Future Cities - the title of the 2010 eCAADe Conference describes one of the major challenges of the 21st century. The conference theme is a logical evolution from previous years in that it expands the focus of interest from the building to larger scales and higher complexity. The conference contributions describe methods and instruments that were developed in the last three decades and apply them to city and territorial planning. The eCAADe proceedings demonstrate that CAAD research and education of the past prepared the ground for the future and for the increased responsibility of the CAAD community.

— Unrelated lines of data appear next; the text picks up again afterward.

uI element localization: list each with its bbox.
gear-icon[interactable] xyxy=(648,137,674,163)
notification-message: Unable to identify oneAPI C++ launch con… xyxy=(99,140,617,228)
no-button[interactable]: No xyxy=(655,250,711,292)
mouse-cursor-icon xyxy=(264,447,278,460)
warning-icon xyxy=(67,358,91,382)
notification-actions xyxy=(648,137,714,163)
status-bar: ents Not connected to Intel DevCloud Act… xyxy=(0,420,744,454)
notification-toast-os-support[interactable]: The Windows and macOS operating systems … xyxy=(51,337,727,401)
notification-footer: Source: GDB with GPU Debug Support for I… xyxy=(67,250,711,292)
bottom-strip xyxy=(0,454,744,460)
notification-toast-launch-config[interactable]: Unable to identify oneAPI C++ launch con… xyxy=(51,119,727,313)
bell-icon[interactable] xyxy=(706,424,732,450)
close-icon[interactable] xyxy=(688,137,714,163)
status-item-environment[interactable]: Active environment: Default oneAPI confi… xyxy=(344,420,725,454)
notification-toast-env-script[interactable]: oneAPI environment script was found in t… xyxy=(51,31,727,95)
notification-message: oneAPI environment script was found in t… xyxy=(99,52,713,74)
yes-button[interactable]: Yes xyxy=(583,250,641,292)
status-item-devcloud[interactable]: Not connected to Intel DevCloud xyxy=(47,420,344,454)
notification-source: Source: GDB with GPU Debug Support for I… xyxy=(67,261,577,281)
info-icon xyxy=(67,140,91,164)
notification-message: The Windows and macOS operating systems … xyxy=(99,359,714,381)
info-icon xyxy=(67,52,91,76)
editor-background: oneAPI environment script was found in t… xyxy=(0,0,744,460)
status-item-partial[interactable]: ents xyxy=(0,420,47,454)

The population of cities has developed worldwide from a minority to the majority. Cities are the largest, most complex and most dynamic man-made systems. As vibrant centres of cultural life and of mega events, they are engines that drive local and global economies. However, their growth was in the fewest cases determined by sustainability goals. As a result, contemporary metropolitan territories are often environmentally, socially and economically unsustainable entities placing increasing pressure on the surrounding rural areas. No longer do traditional methods support the planning and managing of large cities - these methods have reached their limits. Parallel to the revolution in the design of buildings, we need a radical re-thinking of the planning, design, development and management process of cities and urban-rural systems. Compared to buildings, urban and rural systems involve a much higher number of stakeholders and decision makers.

We need to study and simulate the effects and side effects of urban-rural planning or re-development much earlier in the process than normally done today. The goal seems clear: the transformation of existing and the planning of new sustainable urban-rural systems. As ordering principles we can build on experiences with building architecture. Complexity, dynamics, scale, and the urban metabolism evolve as promising research and education areas.